Potremmo essere d’accordo sul principio. Ma i principi possono fallire sulle questioni pratiche: vogliamo medici che sappiano curarci? Riteniamo giusto che un ragazzo studi tanti anni per restare disoccupato?

Penso che la risposta sia un SI alla prima domanda e un NO alla seconda.

E allora ci vuole una formazione di qualità e tarata sulle possibilità del mercato perché non ci ritrovi con medici poco qualificati e disoccupati.

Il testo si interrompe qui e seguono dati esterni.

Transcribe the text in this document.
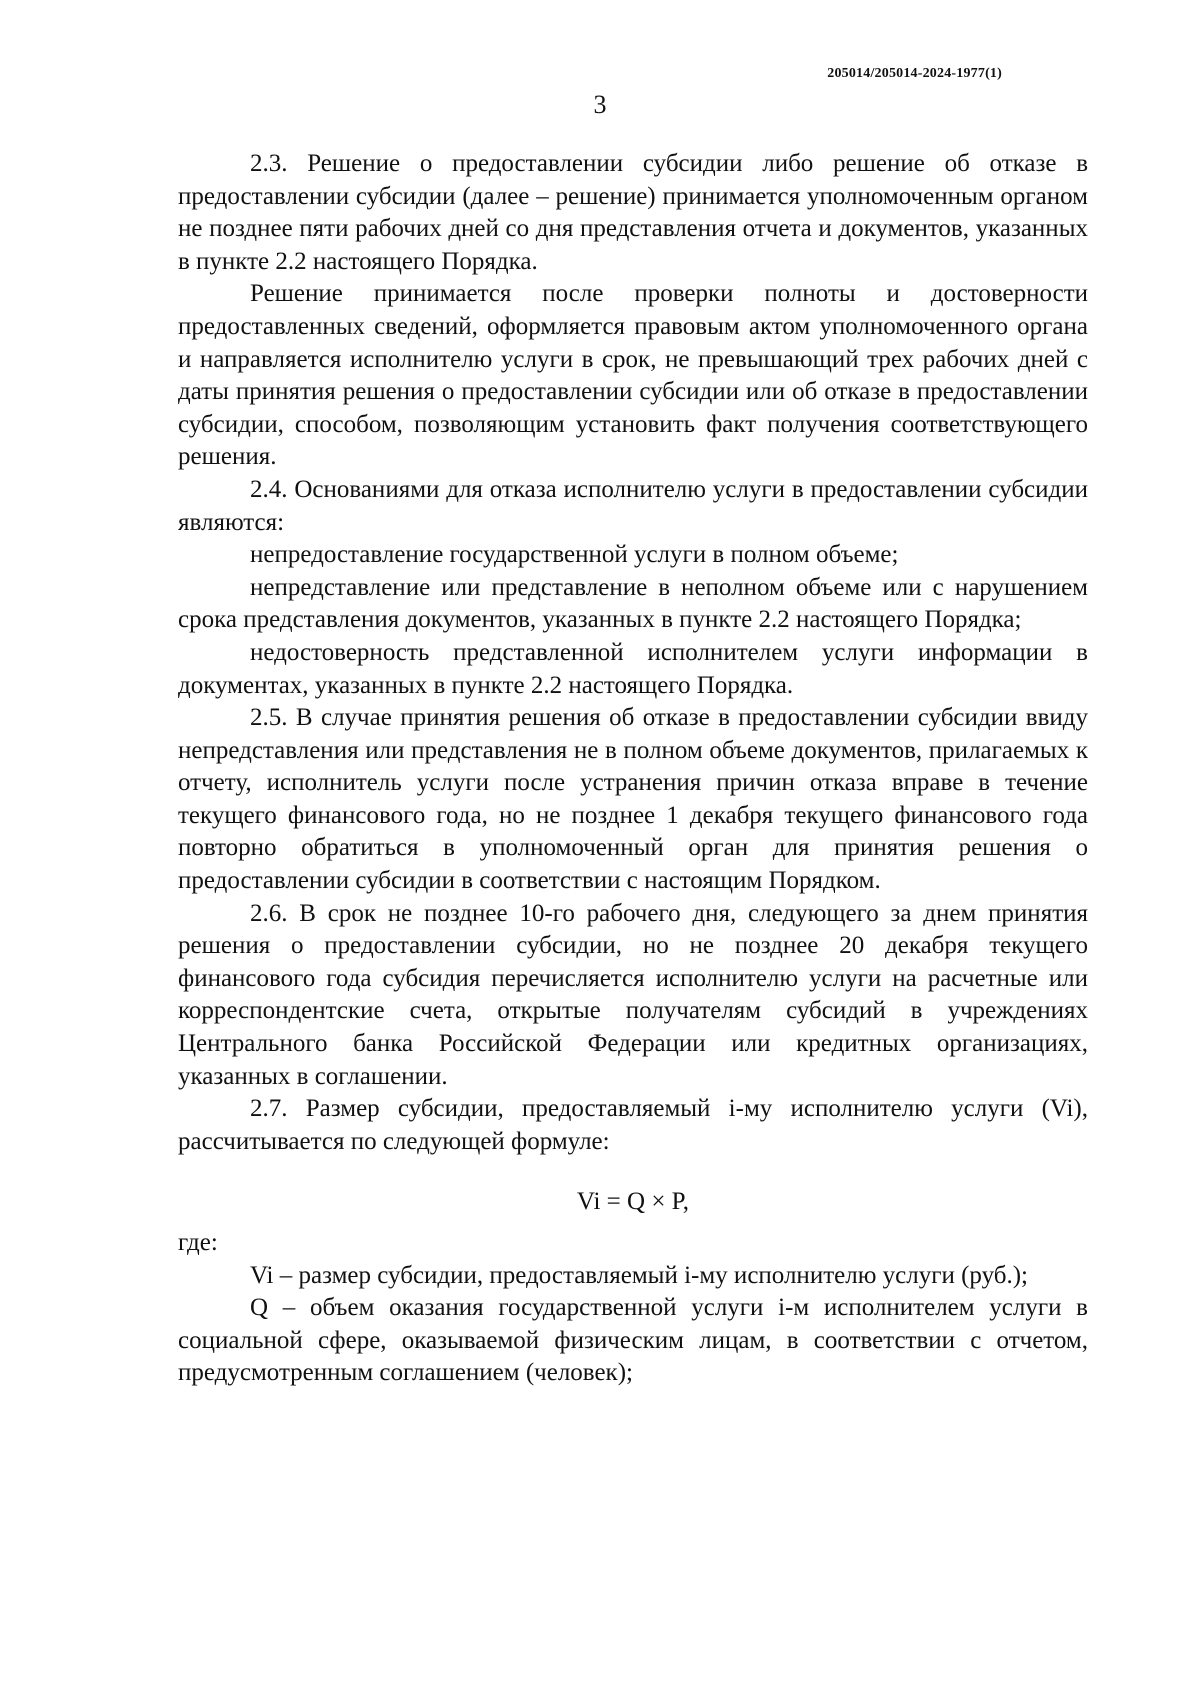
205014/205014-2024-1977(1)
3

2.3. Решение о предоставлении субсидии либо решение об отказе в предоставлении субсидии (далее – решение) принимается уполномоченным органом не позднее пяти рабочих дней со дня представления отчета и документов, указанных в пункте 2.2 настоящего Порядка.

Решение принимается после проверки полноты и достоверности предоставленных сведений, оформляется правовым актом уполномоченного органа и направляется исполнителю услуги в срок, не превышающий трех рабочих дней с даты принятия решения о предоставлении субсидии или об отказе в предоставлении субсидии, способом, позволяющим установить факт получения соответствующего решения.

2.4. Основаниями для отказа исполнителю услуги в предоставлении субсидии являются:

непредоставление государственной услуги в полном объеме;

непредставление или представление в неполном объеме или с нарушением срока представления документов, указанных в пункте 2.2 настоящего Порядка;

недостоверность представленной исполнителем услуги информации в документах, указанных в пункте 2.2 настоящего Порядка.

2.5. В случае принятия решения об отказе в предоставлении субсидии ввиду непредставления или представления не в полном объеме документов, прилагаемых к отчету, исполнитель услуги после устранения причин отказа вправе в течение текущего финансового года, но не позднее 1 декабря текущего финансового года повторно обратиться в уполномоченный орган для принятия решения о предоставлении субсидии в соответствии с настоящим Порядком.

2.6. В срок не позднее 10-го рабочего дня, следующего за днем принятия решения о предоставлении субсидии, но не позднее 20 декабря текущего финансового года субсидия перечисляется исполнителю услуги на расчетные или корреспондентские счета, открытые получателям субсидий в учреждениях Центрального банка Российской Федерации или кредитных организациях, указанных в соглашении.

2.7. Размер субсидии, предоставляемый i-му исполнителю услуги (Vi), рассчитывается по следующей формуле:

Vi = Q × P,

где:

Vi – размер субсидии, предоставляемый i-му исполнителю услуги (руб.);

Q – объем оказания государственной услуги i-м исполнителем услуги в социальной сфере, оказываемой физическим лицам, в соответствии с отчетом, предусмотренным соглашением (человек);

Quindi, ok ai principi ma attuarli con intelligenza e non mandando i giovani allo sbaraglio.
Ma la stessa cosa deve valere per gli Psicologi, tanto più che sono oggi professione sanitaria a tutti gli effetti.

E’ un tema per me caldo da tempo: abbiamo oltre 60 mila iscritti ai corsi di laurea che non consentono una formazione adeguata al ruolo che lo Psicologo
vuole e merita, costringendo la metà dei laureati a prendersi una formazione psicoterapica per avere concrete capacità operative.

Una frammentazione estrema di corsi di sforna 8000 triennalisti e 6500 magistrali l’anno, con un raddoppio degli Psicologi italiani in soli 10 anni e quasi uno Psicologo ogni 500 abitanti.

Al di là dei progressi della professione – tangibili e quantificabili, presenti e futuri, primo impegno per tutti – è ovvio che siamo in una situazione di “giovani allo sbaraglio”.

Che trovo ingiusta per i giovani, per gli Psicologi e per la dignità della professione.

L’Ordine è impegnato a promuovere, tutelare e difendere ma questa situazione non ci rafforza, ci indebolisce.

Quindi? NO al numero chiuso ma SI ad una formazione di base di qualità che metta i giovani in condizioni di lavorare e ci renda tutti più forti. Basata su una programmazione intelligente (offerta didattica di qualità con laboratori ed esperienze pratiche e sbocchi professionali).

Questa è la posizione che ho espresso sempre e da ultimo a settembre in Consiglio Nazionale dell’Ordine che ha affrontato il tema anche alla luce della legge di professione sanitaria.

Il CNOP ha deciso di affrontare con decisione il problema, cercando l’alleanza degli accademici e di tutti i protagonisti della professione, per trovare una POSIZIONE UNITARIA (sinora mai trovata ma ormai indispensabile) che abbia la forza di passare al vaglio del Ministero dell’Università, che è quello che decide.

E’ il momento della responsabilità collettiva, vedremo chi ci sta.